End with a CTA to schedule a 15-minute review call.
3. The Analysis Prompt
You are an experienced claims supervisor. I am pasting two
versions of an adjuster narrative on the same auto bodily
injury claim. Compare them. List:
- Three factual discrepancies between the two narratives
- Two coverage issues that may be missing from both
- One recommendation for next steps
Narrative A: [paste]
Narrative B: [paste]
Tips for Better Insurance Prompts
Always specify the line of business and jurisdiction. "Auto liability in California" gets you very different output than "homeowners in Florida." The legal and regulatory environment matters.
Tell the AI what NOT to do. Phrases like "do not invent policy form numbers," "do not give legal advice," or "do not name a specific carrier" sharpen the output.
Give a target reading level. "Plain English at a 7th grade reading level" is a useful instruction for any consumer-facing communication. Many state DOIs require plain language disclosures.
Constrain length and format. "Three bullet points," "under 250 words," "in a table with these columns" — the model will respect these constraints.

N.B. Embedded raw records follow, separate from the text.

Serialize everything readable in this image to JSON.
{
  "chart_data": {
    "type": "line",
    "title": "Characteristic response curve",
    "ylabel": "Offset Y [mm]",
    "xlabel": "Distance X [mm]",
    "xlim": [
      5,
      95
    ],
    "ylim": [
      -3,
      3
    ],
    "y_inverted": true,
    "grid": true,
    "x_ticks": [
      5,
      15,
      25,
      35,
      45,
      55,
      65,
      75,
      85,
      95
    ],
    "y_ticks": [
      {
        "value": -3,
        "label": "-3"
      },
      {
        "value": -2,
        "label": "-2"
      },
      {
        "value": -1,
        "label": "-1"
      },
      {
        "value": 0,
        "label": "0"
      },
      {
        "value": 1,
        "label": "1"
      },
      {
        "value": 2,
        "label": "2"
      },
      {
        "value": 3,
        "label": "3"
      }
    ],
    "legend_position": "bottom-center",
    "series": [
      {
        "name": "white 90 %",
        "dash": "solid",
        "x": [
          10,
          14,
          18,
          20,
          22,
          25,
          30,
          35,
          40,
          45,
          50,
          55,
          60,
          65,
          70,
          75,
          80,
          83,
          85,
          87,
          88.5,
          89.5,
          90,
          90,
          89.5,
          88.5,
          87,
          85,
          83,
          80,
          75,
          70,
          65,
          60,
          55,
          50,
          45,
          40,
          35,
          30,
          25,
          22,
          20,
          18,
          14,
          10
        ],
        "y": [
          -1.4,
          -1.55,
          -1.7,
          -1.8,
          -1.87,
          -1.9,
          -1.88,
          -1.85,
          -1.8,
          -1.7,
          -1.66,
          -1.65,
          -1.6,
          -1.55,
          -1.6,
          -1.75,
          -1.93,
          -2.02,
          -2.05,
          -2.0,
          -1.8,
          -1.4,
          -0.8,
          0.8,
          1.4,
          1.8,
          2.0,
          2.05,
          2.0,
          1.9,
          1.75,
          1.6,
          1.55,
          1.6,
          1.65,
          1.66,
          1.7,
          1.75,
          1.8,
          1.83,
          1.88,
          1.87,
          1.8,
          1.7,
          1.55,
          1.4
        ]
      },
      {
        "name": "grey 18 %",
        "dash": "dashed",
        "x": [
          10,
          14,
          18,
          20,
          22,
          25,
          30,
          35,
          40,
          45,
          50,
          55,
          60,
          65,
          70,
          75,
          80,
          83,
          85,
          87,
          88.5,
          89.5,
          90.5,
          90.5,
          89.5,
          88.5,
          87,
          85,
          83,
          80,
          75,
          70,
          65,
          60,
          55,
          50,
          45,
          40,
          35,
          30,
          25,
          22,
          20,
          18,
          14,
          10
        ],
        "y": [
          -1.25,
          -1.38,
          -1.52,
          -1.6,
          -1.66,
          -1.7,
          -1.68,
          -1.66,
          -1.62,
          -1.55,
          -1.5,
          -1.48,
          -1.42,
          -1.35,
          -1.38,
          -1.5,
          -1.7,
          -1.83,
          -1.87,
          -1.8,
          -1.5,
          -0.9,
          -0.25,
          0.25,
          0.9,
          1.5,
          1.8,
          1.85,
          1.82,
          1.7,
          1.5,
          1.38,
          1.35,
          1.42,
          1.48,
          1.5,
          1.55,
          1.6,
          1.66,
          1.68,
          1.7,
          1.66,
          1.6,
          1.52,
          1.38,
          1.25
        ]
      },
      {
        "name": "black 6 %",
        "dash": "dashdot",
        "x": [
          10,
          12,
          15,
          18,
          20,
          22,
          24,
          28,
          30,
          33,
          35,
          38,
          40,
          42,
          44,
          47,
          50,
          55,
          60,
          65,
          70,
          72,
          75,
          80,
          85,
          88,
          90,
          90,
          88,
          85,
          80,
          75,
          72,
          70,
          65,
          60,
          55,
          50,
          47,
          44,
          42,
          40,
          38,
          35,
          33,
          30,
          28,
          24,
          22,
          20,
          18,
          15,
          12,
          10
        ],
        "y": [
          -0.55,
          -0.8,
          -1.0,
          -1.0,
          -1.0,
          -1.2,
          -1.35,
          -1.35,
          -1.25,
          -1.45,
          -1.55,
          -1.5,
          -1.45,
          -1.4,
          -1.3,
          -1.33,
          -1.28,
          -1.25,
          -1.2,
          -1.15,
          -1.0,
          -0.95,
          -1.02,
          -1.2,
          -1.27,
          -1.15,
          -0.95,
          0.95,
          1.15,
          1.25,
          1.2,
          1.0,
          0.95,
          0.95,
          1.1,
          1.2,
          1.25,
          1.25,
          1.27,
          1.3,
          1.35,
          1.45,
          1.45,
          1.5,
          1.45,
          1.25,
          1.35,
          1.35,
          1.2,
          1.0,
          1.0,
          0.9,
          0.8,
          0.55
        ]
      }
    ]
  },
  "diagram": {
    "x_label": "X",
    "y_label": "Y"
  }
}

Iterate, do not start over. If the first draft is 80 percent there, follow up with "tighten the second paragraph and remove the legal jargon" rather than rewriting your prompt from scratch.
Prompts to Try Today
Copy and adapt these:
Act as a personal lines insurance broker. A new client just
emailed asking the difference between actual cash value and
replacement cost on their HO-3 dwelling coverage. Write a 3-paragraph
reply in plain English, no acronyms, friendly tone.
Act as a workers' compensation claims examiner. Summarize this
medical report in 5 bullet points: diagnosis, treatment plan,
work restrictions, expected MMI date, and any red flags.
Do not invent any clinical details.
Report: [paste the medical narrative]
Act as a commercial lines underwriter. List 8 questions I should
ask before quoting a manufacturing risk with $4M in revenue,
flammable solvents on premises, and a 5-year prior carrier
history I have not yet seen.
Key Takeaways
- The C.L.A.I.M. framework (Context, Line of work, Action, Inputs, Must-haves) consistently produces stronger insurance prompts.
- The three most useful patterns are summarization, drafting, and analysis. Almost every insurance task fits one of them.
- Always specify line of business and jurisdiction. Always tell the AI what NOT to do.
- Iterate on the draft. Do not abandon a prompt at the first attempt.